Benchmark of Regex Libraries (2010) - druml
http://lh3lh3.users.sourceforge.net/reb.shtml

======
karavelov
This is benchmarking Perl-5.8 that was already 3 years old in 2010. With
Perl-5.10 there is an optimization for matching alternations (|) that should
drastically change the results for the "URI|Email" pattern.

In later versions of Perl (the last stable is 5.20) there are more
optimizations in the RE engine and better Unicode support.

------
kbenson
Firstly, at the end it says "Last modified: 2010-07-21"

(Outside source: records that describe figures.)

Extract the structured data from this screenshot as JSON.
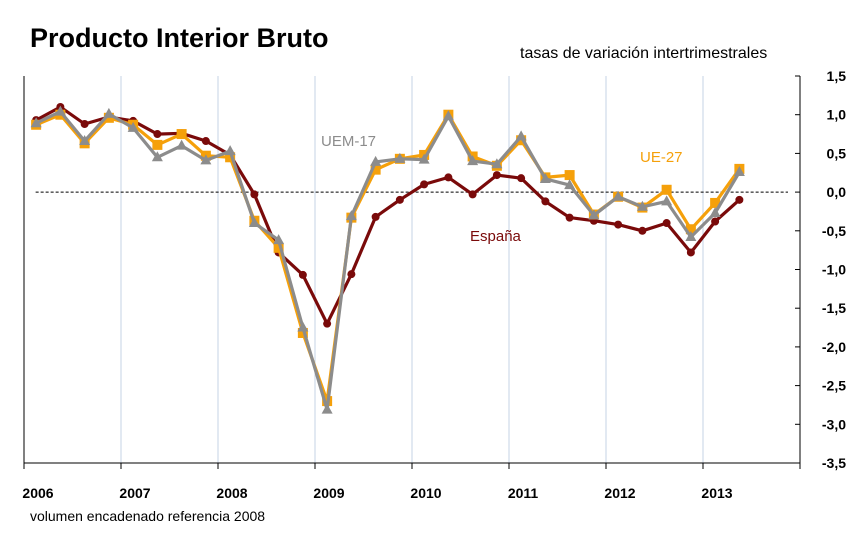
{
  "chart_data": {
    "type": "line",
    "title": "Producto Interior Bruto",
    "subtitle": "tasas de variación intertrimestrales",
    "footnote": "volumen encadenado  referencia 2008",
    "ylim": [
      -3.5,
      1.5
    ],
    "yticks": [
      "1,5",
      "1,0",
      "0,5",
      "0,0",
      "-0,5",
      "-1,0",
      "-1,5",
      "-2,0",
      "-2,5",
      "-3,0",
      "-3,5"
    ],
    "ytick_values": [
      1.5,
      1.0,
      0.5,
      0.0,
      -0.5,
      -1.0,
      -1.5,
      -2.0,
      -2.5,
      -3.0,
      -3.5
    ],
    "xlim": [
      2006,
      2014
    ],
    "xticks": [
      "2006",
      "2007",
      "2008",
      "2009",
      "2010",
      "2011",
      "2012",
      "2013"
    ],
    "x_start_year": 2006,
    "quarters_per_year": 4,
    "grid": "vertical",
    "series": [
      {
        "name": "España",
        "color": "#7a0a0a",
        "marker": "circle",
        "values": [
          0.93,
          1.1,
          0.88,
          0.97,
          0.92,
          0.75,
          0.76,
          0.66,
          0.48,
          -0.03,
          -0.78,
          -1.07,
          -1.7,
          -1.06,
          -0.32,
          -0.1,
          0.1,
          0.19,
          -0.03,
          0.22,
          0.18,
          -0.12,
          -0.33,
          -0.37,
          -0.42,
          -0.5,
          -0.4,
          -0.78,
          -0.38,
          -0.1
        ]
      },
      {
        "name": "UE-27",
        "color": "#f5a00a",
        "marker": "square",
        "values": [
          0.87,
          1.0,
          0.63,
          0.96,
          0.87,
          0.61,
          0.75,
          0.47,
          0.45,
          -0.37,
          -0.72,
          -1.82,
          -2.7,
          -0.33,
          0.29,
          0.43,
          0.48,
          1.0,
          0.46,
          0.34,
          0.67,
          0.19,
          0.22,
          -0.29,
          -0.06,
          -0.2,
          0.03,
          -0.48,
          -0.14,
          0.3
        ]
      },
      {
        "name": "UEM-17",
        "color": "#8c8c8c",
        "marker": "triangle",
        "values": [
          0.89,
          1.04,
          0.66,
          1.01,
          0.83,
          0.45,
          0.6,
          0.41,
          0.53,
          -0.4,
          -0.62,
          -1.75,
          -2.81,
          -0.31,
          0.39,
          0.43,
          0.42,
          0.98,
          0.4,
          0.36,
          0.72,
          0.17,
          0.09,
          -0.3,
          -0.06,
          -0.19,
          -0.12,
          -0.58,
          -0.27,
          0.26
        ]
      }
    ],
    "series_labels": {
      "UEM-17": {
        "text": "UEM-17",
        "color": "#8c8c8c"
      },
      "UE-27": {
        "text": "UE-27",
        "color": "#f5a00a"
      },
      "España": {
        "text": "España",
        "color": "#7a0a0a"
      }
    }
  }
}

Secondly, there's a lot more to regex engines than the paltry features listed
here. It's important to look at more complex features and if they are
supported and how they perform. Many engines will have multiple regex
implementations, some optimized for fewer features, and swap in the best
engine for the task at hand. Others will just forego more complex features for
a speedy implementation.

This matters. For a regex heavy project, if you choose an system that turns
out to be fast but doesn't support a needed later feature, it can be a
problem.

------
fny
This brings to mind the fantastic "Regular Expression Matching can be Simple
and Fast"[0] article.

[0]:
[http://web.archive.org/web/20150315004427/http://swtch.com/~...](http://web.archive.org/web/20150315004427/http://swtch.com/~rsc/regexp/regexp1.html)